You are carrying those burdens. The problem is more accurately twofold. The information from which you are basing your decisions is inaccurate either because you have been actively resisting or denying reality, or you've been doing your best to radically accept your reality. And just because you are not all knowing, you didn't know everything. Your information was incomplete. Hi, when you go in, any decision making you do based on that inaccurate information is going to be flawed.
It's just this whole set of dominoes that gets knocked over. That is the issue. The solution, while yes includes some mindset reframing, the solution is to knock over a better first domino and engaging in radical acceptance and then making decisions from there. You have plenty of room. You're tiny. So what I discovered after last week is that I didn't have all the information and therefore was not able to break down my priorities into small enough actionable steps that I could take action and make meaningful progress on them.
That's all. Was my limited capacity and ability a problem? Technically, yes. But that doesn't mean I'm a problem. It means I didn't have the information I needed to make more accommodating planning decisions for myself. It means I didn't have the information I needed to make more accommodating planning decisions for myself. Like I said in my last video, doing this work at best feels disingenuous right now and at worst feels like what's the point?
In the face of, current events, people of color, particularly black and indigenous Native Americans, have been trying to tell us. And by us, I mean the most privileged, particularly white individuals. Like they've been trying to tell us for the entire life of the United States. What we are now seeing happen to white women and white men in this country has been happening to black and indigenous and people of color for the entire life of the United States.
The identity that intersects most highly with those identities is disability. I highly recommend you go find and follow Imani Barbarin and learn about something called manufactured consent. Long story short, it is the step by step process which the government and those in power have used to boil the frogs, as it were. And I just want to make it abundantly clear what my stance is. Abolish ICE. ICE needs to be abolished, dismantled, completely eradicated.
Defunding it is not enough and giving them more money to train them better.

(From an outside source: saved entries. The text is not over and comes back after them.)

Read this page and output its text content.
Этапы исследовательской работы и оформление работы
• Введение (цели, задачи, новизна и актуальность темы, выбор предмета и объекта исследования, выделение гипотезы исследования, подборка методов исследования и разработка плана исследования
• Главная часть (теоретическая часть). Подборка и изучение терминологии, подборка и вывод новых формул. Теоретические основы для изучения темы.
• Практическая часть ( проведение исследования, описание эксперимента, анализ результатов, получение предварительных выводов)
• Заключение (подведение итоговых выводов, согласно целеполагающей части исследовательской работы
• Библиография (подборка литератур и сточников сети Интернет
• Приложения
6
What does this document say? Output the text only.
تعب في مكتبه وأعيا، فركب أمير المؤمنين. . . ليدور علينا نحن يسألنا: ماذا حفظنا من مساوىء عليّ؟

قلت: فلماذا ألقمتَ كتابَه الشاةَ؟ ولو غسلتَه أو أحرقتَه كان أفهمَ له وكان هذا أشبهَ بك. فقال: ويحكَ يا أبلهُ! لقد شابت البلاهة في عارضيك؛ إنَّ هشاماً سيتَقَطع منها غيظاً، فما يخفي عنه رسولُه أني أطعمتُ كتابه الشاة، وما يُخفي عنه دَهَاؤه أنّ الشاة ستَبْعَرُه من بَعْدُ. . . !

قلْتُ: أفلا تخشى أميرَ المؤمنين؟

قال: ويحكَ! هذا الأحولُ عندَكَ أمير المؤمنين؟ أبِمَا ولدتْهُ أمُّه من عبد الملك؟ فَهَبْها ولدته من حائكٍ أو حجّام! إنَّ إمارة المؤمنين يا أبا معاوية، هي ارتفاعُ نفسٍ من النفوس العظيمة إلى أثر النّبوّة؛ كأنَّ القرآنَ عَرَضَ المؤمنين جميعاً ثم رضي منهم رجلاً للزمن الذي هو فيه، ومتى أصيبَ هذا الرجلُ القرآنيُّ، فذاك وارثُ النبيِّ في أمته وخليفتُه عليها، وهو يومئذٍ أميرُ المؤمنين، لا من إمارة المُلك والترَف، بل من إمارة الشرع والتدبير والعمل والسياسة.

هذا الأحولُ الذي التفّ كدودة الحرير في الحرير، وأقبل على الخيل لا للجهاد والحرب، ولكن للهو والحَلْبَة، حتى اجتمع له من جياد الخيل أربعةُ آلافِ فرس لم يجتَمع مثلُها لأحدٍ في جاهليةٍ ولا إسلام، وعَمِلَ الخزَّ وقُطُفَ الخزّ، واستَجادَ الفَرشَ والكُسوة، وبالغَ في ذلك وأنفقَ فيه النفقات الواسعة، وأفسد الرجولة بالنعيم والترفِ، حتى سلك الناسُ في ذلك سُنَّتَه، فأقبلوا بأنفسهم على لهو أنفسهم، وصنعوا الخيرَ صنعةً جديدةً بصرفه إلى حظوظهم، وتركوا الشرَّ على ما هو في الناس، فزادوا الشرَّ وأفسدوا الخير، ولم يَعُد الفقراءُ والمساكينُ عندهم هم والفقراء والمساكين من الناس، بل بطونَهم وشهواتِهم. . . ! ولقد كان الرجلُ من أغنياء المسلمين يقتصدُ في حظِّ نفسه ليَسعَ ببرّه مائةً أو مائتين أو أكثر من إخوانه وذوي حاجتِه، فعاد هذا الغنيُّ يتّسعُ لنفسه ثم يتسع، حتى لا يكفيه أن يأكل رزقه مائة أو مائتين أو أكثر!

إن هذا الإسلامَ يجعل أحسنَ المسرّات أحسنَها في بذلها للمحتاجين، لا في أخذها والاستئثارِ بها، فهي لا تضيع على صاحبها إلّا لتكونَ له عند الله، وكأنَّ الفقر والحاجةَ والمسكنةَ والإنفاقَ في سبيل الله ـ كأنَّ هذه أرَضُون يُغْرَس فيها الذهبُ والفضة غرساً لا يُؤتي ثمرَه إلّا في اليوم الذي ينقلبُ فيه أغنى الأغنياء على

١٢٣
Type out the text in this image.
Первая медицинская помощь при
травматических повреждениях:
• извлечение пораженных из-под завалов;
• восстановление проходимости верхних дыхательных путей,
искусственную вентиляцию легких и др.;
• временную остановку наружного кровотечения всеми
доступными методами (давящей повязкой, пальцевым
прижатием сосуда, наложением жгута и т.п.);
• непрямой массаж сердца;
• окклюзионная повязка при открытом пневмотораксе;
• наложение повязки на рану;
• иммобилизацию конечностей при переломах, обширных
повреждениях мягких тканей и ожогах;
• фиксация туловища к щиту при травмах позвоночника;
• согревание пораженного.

That's awful. That's awful. No, we're not doing that. Abolish ICE. Like I said last time, I'm not giving up and I invite you to join me. The reason why I have not completely packed up shop is because, disabled people need and deserve help and support. Everything from just surviving and living your life all the way to fighting fascism involves the ability to proactively spend your time and energy the way you want and need to.
And that is what I am able to help people do. So I will keep doing it. And if you use what you learned today to help you take direct action against fascism and authoritarianism, awesome. High five I'm so proud of you. And if you take what you learned today simply to not give up, if that's all you've got, if that's all I helped you do, we're in this together.